Certain high-value domestic sales (such as luxury goods and real estate transactions).
However, this removal will only come into effect from April 1, 2025, meaning taxpayers will have to continue complying with the current TCS rules until then.
Why the Delay Until April 2025?
The decision to implement these changes from April 2025 instead of immediately has raised several questions.

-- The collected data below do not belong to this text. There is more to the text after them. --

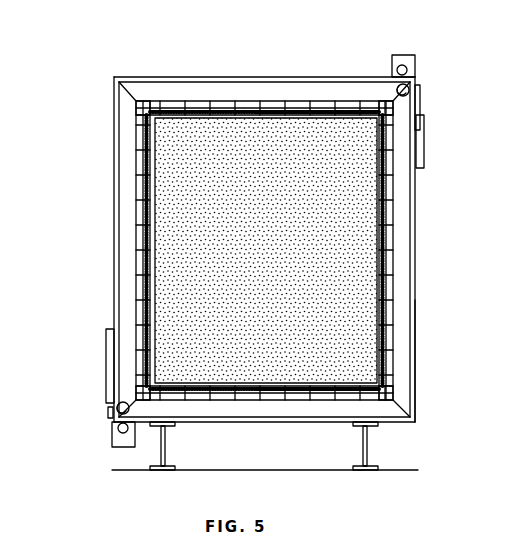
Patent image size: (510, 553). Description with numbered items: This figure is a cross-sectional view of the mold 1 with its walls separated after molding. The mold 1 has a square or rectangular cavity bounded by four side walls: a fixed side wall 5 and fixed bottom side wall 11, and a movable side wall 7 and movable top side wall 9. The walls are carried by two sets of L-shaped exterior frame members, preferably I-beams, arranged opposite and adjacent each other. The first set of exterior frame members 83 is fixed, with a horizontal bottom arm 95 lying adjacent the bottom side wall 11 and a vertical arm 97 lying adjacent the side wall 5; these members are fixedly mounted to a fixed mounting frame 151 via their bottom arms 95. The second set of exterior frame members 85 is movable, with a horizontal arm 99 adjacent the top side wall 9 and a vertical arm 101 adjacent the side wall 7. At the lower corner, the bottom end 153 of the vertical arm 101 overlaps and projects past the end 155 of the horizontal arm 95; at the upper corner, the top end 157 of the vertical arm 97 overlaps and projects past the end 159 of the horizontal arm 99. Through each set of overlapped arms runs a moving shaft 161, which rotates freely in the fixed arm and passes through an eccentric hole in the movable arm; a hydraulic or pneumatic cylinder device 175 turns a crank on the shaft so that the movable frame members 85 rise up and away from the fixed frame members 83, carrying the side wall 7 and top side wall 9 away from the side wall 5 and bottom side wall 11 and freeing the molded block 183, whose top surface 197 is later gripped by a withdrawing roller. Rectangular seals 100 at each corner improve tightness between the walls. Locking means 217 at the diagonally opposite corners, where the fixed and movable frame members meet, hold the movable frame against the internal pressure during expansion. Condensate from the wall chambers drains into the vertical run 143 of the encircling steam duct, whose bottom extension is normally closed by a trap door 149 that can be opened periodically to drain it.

The mold 1 is at (260, 432).
The side wall 5 is at (377, 276).
The side wall 7 is at (151, 280).
The top side wall 9 is at (259, 107).
The bottom side wall 11 is at (272, 384).
The first set of exterior frame members 83 is at (428, 313).
The second set of exterior frame members 85 is at (229, 76).
The horizontal bottom arm 95 is at (293, 424).
The vertical arm 97 is at (416, 252).
The horizontal arm 99 is at (301, 76).
The rectangular seal 100 is at (137, 106).
The vertical arm 101 is at (113, 246).
The vertical run 143 is at (490, 195).
The trap door 149 is at (498, 440).
The fixed mounting frame 151 is at (158, 458).
The bottom end 153 is at (124, 448).
The end 155 is at (108, 415).
The top end 157 is at (405, 52).
The end 159 is at (421, 85).
The moving shaft 161 is at (400, 86).
The hydraulic or pneumatic cylinder device 175 is at (426, 143).
The molded block 183 is at (146, 178).
The top surface 197 is at (173, 120).
The locking means 217 is at (409, 70).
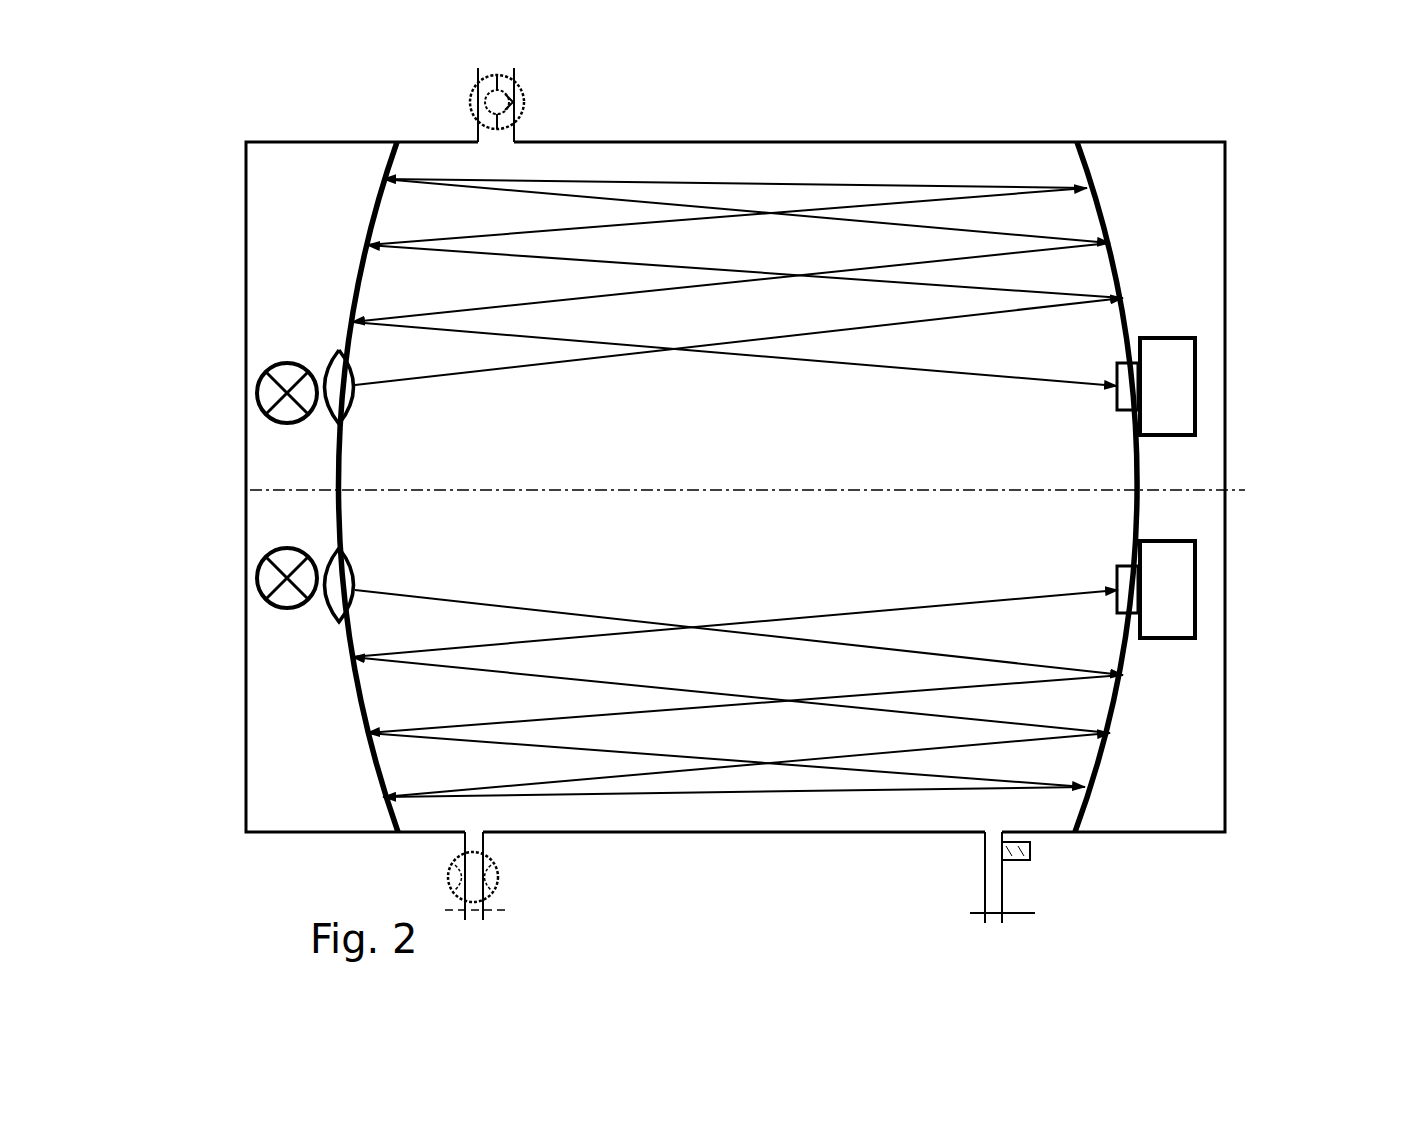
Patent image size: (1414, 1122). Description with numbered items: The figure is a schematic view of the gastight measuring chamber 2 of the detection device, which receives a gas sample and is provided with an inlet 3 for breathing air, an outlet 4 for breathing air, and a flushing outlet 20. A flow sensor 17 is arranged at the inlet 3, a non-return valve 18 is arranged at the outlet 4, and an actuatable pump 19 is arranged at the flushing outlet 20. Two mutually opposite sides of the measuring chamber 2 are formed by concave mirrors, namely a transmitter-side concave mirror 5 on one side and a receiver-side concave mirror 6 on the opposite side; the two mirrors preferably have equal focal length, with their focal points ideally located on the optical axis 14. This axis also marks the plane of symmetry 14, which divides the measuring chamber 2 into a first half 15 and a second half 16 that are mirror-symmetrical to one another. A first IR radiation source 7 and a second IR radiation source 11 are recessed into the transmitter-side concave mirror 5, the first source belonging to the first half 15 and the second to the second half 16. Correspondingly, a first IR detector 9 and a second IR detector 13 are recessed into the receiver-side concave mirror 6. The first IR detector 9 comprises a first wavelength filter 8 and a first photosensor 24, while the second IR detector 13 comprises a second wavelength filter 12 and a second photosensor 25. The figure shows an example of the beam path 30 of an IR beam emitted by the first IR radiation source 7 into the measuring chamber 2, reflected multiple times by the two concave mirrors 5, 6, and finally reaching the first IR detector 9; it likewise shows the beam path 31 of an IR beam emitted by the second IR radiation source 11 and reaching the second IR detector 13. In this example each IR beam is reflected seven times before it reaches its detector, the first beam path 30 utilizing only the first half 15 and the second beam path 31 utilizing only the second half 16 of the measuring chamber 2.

The possible reasons for this delay include:
- Revenue Considerations – The government collects significant revenue from TCS, and an immediate removal could impact fiscal planning.
- Compliance and Transition Time – Authorities may require time to adjust their systems and ensure a smooth transition for taxpayers.
- Impact Assessment – Delaying implementation allows the government to analyze the financial and economic impact before fully removing TCS.
How Does This Impact Students Planning to Study Abroad?
For students planning to study abroad, the removal of TCS on foreign remittances is a welcome change. However, since the new rule applies only from April 2025, students and parents sending money overseas for education will still have to pay TCS for another year.
Currently, the TCS rates under LRS are:
- 5% on remittances above ₹7 lakh for education (if funded through loans).
- 20% on remittances above ₹7 lakh for other cases (without loans).
This means that until April 2025, students and parents must factor in these additional costs while planning their foreign education expenses.
Impact on Businesses and High-Value Transactions
Businesses involved in high-value sales, such as luxury car dealers, jewelry merchants, and real estate companies, will also have to wait until April 2025 to benefit from the removal of TCS. Until then, sellers must continue to collect TCS from buyers on transactions exceeding prescribed limits.
The delay in implementation means that:
- Businesses need to comply with existing TCS rules for another year.
- Buyers will still bear the additional tax burden in the short term.
- The removal of TCS in 2025 could boost sales in the luxury and high-value segment.
Will There Be Any Further Changes?
While the government has announced this change, there is always the possibility of policy revisions based on economic conditions and stakeholder feedback. Keeping track of updates from the Ministry of Finance and the Reserve Bank of India (RBI) is crucial for taxpayers.
Conclusion
The removal of TCS on foreign education remittances and certain high-value sales is a positive move, but the delay until April 2025 means that taxpayers must wait before reaping the benefits. Until then, individuals and businesses must continue adhering to the existing tax framework.